Behavior not indicative of pain in stressed babies
In stressed newborn babies, behaviour alone is not a reliable way of assessing pain, according to new UCL and UCLH research.
The study, published today in Current Biology and funded by the Medical Research Council UK, found that hospitalised newborns, who are already stressed by their environment have a much larger pain response in their brain following a routine clinical skin lance than non-stressed babies. But this is not matched by an equivalent increase in their pain behaviour.
This disconnect between the behaviour of newborn babies under stress and their brain activity in response to pain has not been shown before and suggests that stress is an important factor in influencing how babies perceive and react to pain.
"We see that an increase in pain related brain activity in hospitalised babies is not always accompanied by an increase in typical pain behaviour, such as body movement and facial expressions. This leads us to question the use of behaviour alone as a way of assessing infant pain, especially in a stressful environment. In adults, stress can increase pain experience and our findings suggest that this is also true for babies," explained study lead, Dr Laura Jones (UCL Neuroscience, Physiology & Pharmacology).

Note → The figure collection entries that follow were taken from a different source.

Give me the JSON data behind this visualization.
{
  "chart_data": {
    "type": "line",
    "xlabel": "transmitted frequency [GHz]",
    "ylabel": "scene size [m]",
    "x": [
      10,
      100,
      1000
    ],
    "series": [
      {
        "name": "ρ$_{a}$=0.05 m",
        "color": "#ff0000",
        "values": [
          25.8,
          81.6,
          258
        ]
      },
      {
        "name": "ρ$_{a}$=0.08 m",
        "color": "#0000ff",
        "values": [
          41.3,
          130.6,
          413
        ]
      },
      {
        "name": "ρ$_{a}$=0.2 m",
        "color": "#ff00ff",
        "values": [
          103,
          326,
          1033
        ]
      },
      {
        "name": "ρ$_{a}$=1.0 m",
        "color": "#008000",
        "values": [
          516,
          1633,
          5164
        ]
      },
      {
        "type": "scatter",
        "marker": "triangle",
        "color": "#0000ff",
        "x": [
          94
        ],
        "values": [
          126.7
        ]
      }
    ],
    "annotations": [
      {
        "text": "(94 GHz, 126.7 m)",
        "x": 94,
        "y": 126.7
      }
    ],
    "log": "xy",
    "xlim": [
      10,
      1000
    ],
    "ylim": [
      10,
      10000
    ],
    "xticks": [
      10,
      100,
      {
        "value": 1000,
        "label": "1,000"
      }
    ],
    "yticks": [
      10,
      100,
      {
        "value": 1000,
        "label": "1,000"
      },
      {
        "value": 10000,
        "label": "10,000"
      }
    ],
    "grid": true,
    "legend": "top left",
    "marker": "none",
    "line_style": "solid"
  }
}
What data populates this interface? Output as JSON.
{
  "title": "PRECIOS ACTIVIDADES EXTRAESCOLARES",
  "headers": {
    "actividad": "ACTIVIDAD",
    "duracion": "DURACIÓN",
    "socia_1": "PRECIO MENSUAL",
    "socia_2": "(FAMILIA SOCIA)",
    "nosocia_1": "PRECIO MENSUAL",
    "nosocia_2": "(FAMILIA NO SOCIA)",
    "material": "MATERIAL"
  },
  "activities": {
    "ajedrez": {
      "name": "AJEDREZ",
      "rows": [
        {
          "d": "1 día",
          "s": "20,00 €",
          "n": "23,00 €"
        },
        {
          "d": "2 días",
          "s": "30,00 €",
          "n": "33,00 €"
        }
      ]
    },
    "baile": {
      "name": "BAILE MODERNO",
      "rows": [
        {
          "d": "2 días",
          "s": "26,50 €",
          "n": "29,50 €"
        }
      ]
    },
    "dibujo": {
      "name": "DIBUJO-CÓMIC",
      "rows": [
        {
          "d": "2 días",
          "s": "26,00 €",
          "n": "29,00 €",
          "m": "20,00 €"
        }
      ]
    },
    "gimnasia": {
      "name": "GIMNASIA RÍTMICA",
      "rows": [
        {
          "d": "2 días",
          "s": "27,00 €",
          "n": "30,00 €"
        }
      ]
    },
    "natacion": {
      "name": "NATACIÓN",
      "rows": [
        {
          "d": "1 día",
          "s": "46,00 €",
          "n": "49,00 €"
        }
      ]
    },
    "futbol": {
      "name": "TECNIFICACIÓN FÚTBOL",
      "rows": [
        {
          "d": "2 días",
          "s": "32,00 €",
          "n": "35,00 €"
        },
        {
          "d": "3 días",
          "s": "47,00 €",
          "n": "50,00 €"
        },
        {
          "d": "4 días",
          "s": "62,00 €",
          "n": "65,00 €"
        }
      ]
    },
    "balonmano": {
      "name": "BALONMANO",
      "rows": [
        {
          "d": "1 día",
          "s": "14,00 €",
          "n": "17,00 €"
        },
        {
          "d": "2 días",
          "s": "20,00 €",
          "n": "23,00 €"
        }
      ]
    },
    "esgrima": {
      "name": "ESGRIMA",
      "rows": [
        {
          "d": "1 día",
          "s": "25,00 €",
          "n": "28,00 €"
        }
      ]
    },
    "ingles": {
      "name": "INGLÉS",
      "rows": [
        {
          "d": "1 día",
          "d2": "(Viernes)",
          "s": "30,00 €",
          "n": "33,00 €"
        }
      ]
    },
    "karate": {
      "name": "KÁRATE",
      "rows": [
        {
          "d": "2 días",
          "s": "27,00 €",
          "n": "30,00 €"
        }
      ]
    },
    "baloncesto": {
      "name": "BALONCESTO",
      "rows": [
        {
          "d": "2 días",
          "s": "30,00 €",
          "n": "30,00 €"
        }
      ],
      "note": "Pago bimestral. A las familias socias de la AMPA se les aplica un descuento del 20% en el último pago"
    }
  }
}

"We know that repeated painful and stressful experiences in early life can negatively impact on the development of the central nervous system and our results suggest that controlling the stress levels of hospitalised infants may not only reduce their pain but also contribute to their healthy development."
Researchers simultaneously measured the behaviour and brain activity of 56 newborn babies before and after a clinically necessary heel prick in their first days of life, while also monitoring their stress.
In the babies with the lowest stress levels, brain activity and behaviour were associated with each other in that greater brain activity corresponded to a longer period of crying and/or grimacing. In the babies with the highest stress levels this association was broken: greater brain activity was not necessarily matched by a more marked behavioural response.
"These results are important for people who care for newborn babies. Behaviour such as crying or facial responses is widely used as a measurement of a baby's pain experience. Pain scores used for babies are based on these observations, because babies can't speak. While these methods are very useful, our findings suggest that they may not be appropriate for babies who are already stressed. We need to explore better ways to monitor pain, reduce stress and tailor our interventions accordingly," added co-author, Dr Judith Meek (University College London Hospitals NHS Foundation Trust).
The researchers measured the background level of stress in the babies using two approaches - heart rate variability and the level of cortisol in saliva. Each baby had a different level of stress due to natural variability in the population and their environments prior to the test.
During the test, brain wave patterns were tracked using electroencephalography (EEG) and behavioural changes, including facial expressions, and physiological changes were scored using a standard method called the premature infant pain profile (PIPP).
Two thirds of infants show a characteristic brain wave pattern for pain and a similar proportion display typical pain behaviour and a moderate pain score. The results show that the amplitude of the pain evoked brain waves was greater in babies with high stress compared to those with low stress.
"This work arose from a collaboration between scientists and clinical investigators. Our basic laboratory studies in the biology of pain processing in the developing nervous system have led to new discoveries about the formation of pain connections in the human infant brain. In the future, we plan to explore other environmental factors, such as maternal interactions, that may influence how our brains process pain at the beginning of our lives," added Professor Maria Fitzgerald, co-author and head of the UCL research group.